Who Can Contribute to a Roth IRA? Eligibility Rules
Understand the specific IRS regulations that determine who can contribute to a Roth IRA and how much. Your eligibility depends on key personal financial factors.
Understand the specific IRS regulations that determine who can contribute to a Roth IRA and how much. Your eligibility depends on key personal financial factors.
A Roth Individual Retirement Arrangement (IRA) is a retirement savings account allowing for tax-free growth and withdrawals in retirement, with contributions made from money that has already been taxed. The Internal Revenue Service (IRS) sets specific eligibility rules for contributing to a Roth IRA. These regulations are based on factors like income that can change annually.
A primary rule for contributing to a Roth IRA is the earned income requirement. An individual must have taxable compensation to be eligible to contribute for a given year. The amount you can contribute is limited to your total compensation for the year or the maximum annual contribution limit, whichever is less.
The IRS defines compensation for IRA purposes. Qualifying income includes wages, salaries, tips, commissions, bonuses, and self-employment income. Income that does not qualify includes things like rental income from property, interest and dividend income, pension or annuity income, and unemployment benefits.
There are no age limits for contributing to a Roth IRA. A minor with a part-time job can contribute, just as a person in their 70s who is still working can. The determining factor is the presence of earned income, not age.

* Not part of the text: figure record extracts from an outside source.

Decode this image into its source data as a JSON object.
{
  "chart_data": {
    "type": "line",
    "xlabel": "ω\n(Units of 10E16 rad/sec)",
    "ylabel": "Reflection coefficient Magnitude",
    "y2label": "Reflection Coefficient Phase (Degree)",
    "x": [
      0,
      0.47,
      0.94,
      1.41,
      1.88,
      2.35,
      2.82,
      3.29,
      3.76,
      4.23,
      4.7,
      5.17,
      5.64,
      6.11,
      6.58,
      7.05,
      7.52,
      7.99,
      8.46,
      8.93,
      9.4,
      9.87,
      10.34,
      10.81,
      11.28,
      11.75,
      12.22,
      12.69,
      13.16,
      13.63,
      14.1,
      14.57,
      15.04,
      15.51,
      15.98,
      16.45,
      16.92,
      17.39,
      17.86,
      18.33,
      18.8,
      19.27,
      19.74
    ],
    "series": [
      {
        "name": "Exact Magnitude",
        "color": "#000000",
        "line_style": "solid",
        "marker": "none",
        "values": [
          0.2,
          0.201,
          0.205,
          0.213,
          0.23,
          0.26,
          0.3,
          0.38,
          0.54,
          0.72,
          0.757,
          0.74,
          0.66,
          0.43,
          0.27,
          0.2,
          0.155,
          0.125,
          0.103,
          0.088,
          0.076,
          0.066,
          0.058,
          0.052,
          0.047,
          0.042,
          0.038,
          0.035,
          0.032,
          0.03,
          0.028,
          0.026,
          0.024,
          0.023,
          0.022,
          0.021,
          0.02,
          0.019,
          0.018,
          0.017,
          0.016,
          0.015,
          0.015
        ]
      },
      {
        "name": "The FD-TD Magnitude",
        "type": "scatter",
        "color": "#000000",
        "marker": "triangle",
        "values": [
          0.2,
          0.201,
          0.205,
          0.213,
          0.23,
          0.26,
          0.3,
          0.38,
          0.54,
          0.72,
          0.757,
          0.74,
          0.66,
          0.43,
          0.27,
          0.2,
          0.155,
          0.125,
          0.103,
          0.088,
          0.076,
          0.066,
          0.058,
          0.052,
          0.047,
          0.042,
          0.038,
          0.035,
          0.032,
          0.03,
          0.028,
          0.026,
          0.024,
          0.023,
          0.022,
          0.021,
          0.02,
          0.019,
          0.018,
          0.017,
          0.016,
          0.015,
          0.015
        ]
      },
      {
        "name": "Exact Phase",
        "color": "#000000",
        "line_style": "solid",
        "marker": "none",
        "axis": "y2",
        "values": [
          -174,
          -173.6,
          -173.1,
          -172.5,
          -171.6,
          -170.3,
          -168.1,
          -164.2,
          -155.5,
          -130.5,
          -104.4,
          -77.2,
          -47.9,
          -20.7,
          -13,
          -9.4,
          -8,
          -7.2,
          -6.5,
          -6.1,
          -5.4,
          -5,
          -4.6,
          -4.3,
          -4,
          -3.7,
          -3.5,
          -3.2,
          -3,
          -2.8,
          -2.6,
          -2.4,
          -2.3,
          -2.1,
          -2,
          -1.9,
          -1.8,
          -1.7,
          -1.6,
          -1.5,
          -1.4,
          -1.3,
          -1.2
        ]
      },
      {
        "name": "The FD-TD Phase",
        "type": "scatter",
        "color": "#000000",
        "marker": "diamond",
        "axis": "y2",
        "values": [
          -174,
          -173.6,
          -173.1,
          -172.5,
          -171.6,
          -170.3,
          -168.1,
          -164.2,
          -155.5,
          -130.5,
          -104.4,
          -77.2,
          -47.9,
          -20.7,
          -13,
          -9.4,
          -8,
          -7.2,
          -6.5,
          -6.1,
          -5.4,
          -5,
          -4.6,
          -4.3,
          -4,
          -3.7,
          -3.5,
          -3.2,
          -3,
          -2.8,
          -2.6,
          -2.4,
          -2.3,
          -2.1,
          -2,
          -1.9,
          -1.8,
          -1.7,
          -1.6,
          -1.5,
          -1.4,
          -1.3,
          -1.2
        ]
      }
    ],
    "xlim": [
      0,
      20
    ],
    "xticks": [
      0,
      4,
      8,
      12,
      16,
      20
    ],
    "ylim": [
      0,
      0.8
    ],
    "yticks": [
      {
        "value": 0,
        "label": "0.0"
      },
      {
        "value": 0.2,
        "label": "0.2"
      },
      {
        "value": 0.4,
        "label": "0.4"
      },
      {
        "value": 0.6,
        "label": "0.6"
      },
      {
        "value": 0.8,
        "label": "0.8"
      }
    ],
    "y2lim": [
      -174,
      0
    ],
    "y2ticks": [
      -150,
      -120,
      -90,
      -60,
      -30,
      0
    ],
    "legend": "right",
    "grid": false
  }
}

Your ability to contribute to a Roth IRA is also tied to your income level and tax filing status. The IRS sets income thresholds that determine if you can make a full, partial, or no contribution. These limits are based on your Modified Adjusted Gross Income (MAGI), which is your Adjusted Gross Income (AGI) with certain deductions added back.
For 2025, a single filer or head of household can make a full contribution with a MAGI below $150,000. Contributions are phased out for a MAGI between $150,000 and $165,000 and are disallowed above that. For those married and filing a joint tax return, the limits are higher. They can make a full contribution with a MAGI below $236,000, with the phase-out range between $236,000 and $246,000.
The rules are more restrictive for individuals who are married but file separately. If you lived with your spouse at any point during the year, your ability to contribute phases out with a MAGI between $0 and $10,000 and is disallowed entirely above that amount. These limits are designed to prevent couples from circumventing the income limitations for joint filers.
There is a maximum amount you can contribute to a Roth IRA each year. For the 2024 and 2025 tax years, the maximum annual contribution is $7,000. This limit is set by the IRS and can be adjusted periodically for inflation.
The tax code allows for “catch-up” contributions for those age 50 and over. For 2024 and 2025, these individuals can contribute an additional $1,000 per year. This brings their total potential contribution to $8,000 for the year.
This annual limit applies to all of your IRAs combined, including both Roth and Traditional. You cannot contribute the maximum amount to both types of accounts in the same year. For example, if you are under 50, you can contribute a total of $7,000 across all your IRA accounts, such as $4,000 to a Roth IRA and $3,000 to a Traditional IRA.
Certain situations create exceptions to the standard contribution rules. One common exception is the spousal IRA, which provides a way for a spouse with little or no earned income to save for retirement.
To qualify for a spousal Roth IRA, the couple must file a joint tax return. The working spouse must have enough earned income to cover their own IRA contribution as well as the contribution for their spouse. For instance, if both spouses are under 50, the earning spouse needs at least $14,000 in compensation to contribute the maximum of $7,000 to each of their accounts for 2024 or 2025.
Making an excess contribution occurs if you contribute more than the annual limit or contribute when your MAGI is above the allowed threshold. These excess contributions are subject to a 6% excise tax for each year they remain in the account. This penalty is reported using IRS Form 5329. To avoid the penalty, the excess amount plus any earnings must be withdrawn by the tax filing deadline.